Horrível. O russo Ivanov teve uma prestação que em nada dignificou o espectáculo. Toda a gente já constatou que as recomendações da Fifa são bem intencionadas mas exageradas, o que faz com que questionemos, e muito, da sua aplicabilidade e favorecimento neste espectáculo desportivo. Tecnicamente pareceu-me bem, mas disciplinarmente fraco. A quantidade de amarelos que exibiu ficou como “record” em fases finais de mundiais. Começou pela simples amostragem de um amarelo num lance para vermelho aos 7 minutos, passando pela expulsão de Boulahrouz num lance perfeitamente corriqueiro em futebol, perdoou o vermelho a Deco na entrada sobre Heitinga, não viu a cabeçada de Figo a Van Bommel, mostrou o segundo amarelo a Deco levando escrupulosamente à risca a recomendação sobre o atraso no reatamento do jogo, enfim, um sem número de decisões estapafúrdias que não só condicionou os jogadores e o próprio jogo, como todos os espectadores.

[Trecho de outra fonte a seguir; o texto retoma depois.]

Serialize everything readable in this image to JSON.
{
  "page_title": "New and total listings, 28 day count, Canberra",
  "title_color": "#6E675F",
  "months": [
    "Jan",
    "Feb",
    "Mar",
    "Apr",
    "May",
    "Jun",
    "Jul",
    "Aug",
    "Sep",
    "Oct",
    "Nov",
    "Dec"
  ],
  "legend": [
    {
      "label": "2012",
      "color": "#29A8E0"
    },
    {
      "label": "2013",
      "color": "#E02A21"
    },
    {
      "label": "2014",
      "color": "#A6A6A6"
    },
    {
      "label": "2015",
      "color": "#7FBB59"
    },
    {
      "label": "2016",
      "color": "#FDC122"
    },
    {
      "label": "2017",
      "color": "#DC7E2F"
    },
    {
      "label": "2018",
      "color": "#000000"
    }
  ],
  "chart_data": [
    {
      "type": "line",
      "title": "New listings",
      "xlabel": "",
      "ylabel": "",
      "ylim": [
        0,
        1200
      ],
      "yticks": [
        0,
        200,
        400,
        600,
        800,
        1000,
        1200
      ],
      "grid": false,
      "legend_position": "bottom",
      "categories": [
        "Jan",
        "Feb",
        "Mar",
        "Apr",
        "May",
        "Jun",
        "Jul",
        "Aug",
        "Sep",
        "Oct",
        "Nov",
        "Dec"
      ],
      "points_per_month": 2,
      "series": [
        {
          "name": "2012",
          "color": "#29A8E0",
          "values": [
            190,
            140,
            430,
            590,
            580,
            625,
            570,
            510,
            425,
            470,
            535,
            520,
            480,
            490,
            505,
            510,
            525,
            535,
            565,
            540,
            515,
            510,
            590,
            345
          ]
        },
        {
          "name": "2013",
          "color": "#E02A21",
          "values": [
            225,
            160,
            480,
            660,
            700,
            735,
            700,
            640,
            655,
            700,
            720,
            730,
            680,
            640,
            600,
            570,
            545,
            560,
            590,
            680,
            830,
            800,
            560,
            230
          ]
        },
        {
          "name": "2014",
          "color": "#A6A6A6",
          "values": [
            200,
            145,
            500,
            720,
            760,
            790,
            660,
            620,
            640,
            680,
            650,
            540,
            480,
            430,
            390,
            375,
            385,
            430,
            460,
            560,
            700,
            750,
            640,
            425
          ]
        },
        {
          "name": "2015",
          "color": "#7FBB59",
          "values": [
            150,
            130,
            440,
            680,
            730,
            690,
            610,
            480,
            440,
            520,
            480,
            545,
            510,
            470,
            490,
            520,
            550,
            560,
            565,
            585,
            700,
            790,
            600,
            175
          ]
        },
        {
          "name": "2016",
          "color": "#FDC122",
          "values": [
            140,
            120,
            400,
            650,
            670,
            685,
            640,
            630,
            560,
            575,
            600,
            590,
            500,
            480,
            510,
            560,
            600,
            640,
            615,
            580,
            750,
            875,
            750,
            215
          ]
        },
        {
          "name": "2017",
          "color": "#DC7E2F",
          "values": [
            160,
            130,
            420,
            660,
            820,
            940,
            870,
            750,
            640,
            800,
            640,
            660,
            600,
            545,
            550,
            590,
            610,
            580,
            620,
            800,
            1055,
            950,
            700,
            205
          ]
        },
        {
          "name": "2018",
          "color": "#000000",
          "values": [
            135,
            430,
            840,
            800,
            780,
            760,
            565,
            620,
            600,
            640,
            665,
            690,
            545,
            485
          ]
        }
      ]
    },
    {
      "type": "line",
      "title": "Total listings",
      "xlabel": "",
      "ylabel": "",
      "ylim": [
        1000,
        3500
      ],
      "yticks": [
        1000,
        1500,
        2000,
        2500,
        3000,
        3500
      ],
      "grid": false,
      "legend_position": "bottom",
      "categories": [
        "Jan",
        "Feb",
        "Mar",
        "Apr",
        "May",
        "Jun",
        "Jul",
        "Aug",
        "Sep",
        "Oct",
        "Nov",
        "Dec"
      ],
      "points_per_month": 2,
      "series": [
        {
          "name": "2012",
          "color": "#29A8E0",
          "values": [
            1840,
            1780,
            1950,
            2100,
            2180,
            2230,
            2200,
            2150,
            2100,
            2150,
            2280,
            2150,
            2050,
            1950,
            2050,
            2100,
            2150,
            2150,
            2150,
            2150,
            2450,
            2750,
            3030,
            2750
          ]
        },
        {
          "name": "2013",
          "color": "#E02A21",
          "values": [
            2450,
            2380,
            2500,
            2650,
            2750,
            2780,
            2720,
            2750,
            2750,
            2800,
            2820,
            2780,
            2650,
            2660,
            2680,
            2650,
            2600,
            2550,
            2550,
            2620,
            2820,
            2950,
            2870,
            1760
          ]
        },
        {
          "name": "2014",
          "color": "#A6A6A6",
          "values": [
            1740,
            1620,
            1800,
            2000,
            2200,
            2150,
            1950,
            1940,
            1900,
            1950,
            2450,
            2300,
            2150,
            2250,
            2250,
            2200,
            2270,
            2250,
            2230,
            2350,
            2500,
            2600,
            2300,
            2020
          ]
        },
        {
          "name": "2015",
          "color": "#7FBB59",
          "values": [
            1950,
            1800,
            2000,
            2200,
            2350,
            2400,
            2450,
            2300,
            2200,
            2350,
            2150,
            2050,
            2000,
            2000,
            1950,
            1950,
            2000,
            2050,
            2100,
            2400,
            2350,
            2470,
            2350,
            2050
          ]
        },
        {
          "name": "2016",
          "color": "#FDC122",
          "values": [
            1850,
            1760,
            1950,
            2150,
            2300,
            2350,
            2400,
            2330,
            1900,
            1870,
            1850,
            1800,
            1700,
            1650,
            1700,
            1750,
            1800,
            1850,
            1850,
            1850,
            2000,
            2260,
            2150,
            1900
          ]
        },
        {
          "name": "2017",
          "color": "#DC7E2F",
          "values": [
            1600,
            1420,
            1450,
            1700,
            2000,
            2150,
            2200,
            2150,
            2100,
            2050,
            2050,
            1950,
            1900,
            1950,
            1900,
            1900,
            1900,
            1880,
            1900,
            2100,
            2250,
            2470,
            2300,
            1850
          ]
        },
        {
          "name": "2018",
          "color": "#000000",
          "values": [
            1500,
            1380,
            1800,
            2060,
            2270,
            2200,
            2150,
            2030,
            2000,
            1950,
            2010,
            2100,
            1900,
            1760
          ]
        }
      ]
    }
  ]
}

Embora me pareçam inoportunas, as declarações de Blatter no final do jogo, espelham o trabalho do árbitro.
Resumindo, diria que um juiz tem de fazer cumprir a lei, mas os melhores da classe são aqueles que têm a sensatez suficiente para serem justos.


A atitude inicial das duas equipas. Ambas vocacionadas para o ataque, entregaram-se por completo ao jogo e em busca do resultado mais favorável para cada uma delas. Nunca deixaram de atacar e de lutar, favorecendo o espectáculo e quem assistia. O sofrimento, a incerteza no resultado, as injustiças, as más decisões e a entrega de ambas as partes, fez com que se assistisse a um jogo electrizante, sem ser extremamente bem jogado.


A arbitragem e a falta de fair-play dos holandeses. Se da primeira já falei, a segunda foi o ponto de viragem na partida. As quezílias já vinham um pouco de trás, mas Heitinga proporcionou a gota de água. Aquando de um remate de Sneijder, Ricardo Carvalho ofereceu o corpo à bola, ficando lesionado. A bola seguiu para o ataque e, quando o árbitro se apercebeu disso parou o jogo. Ora, o fair-play impunha que a bola fosse entregue a Portugal, mas Heitinga assim não o decidiu, fazendo com que o descontentamento fosse traduzido numa falta feia de Deco que lhe poderia, por si só, ter valido a expulsão. A confusão instalou-se, o nervosismo aumentou o espectáculo nunca mais foi o mesmo.
Todos nós sabemos que o futebol é muito mais do que um jogo, mas quem não sabe perder ou ganhar não dignifica o desporto, o espectáculo e tudo mais que o futebol for.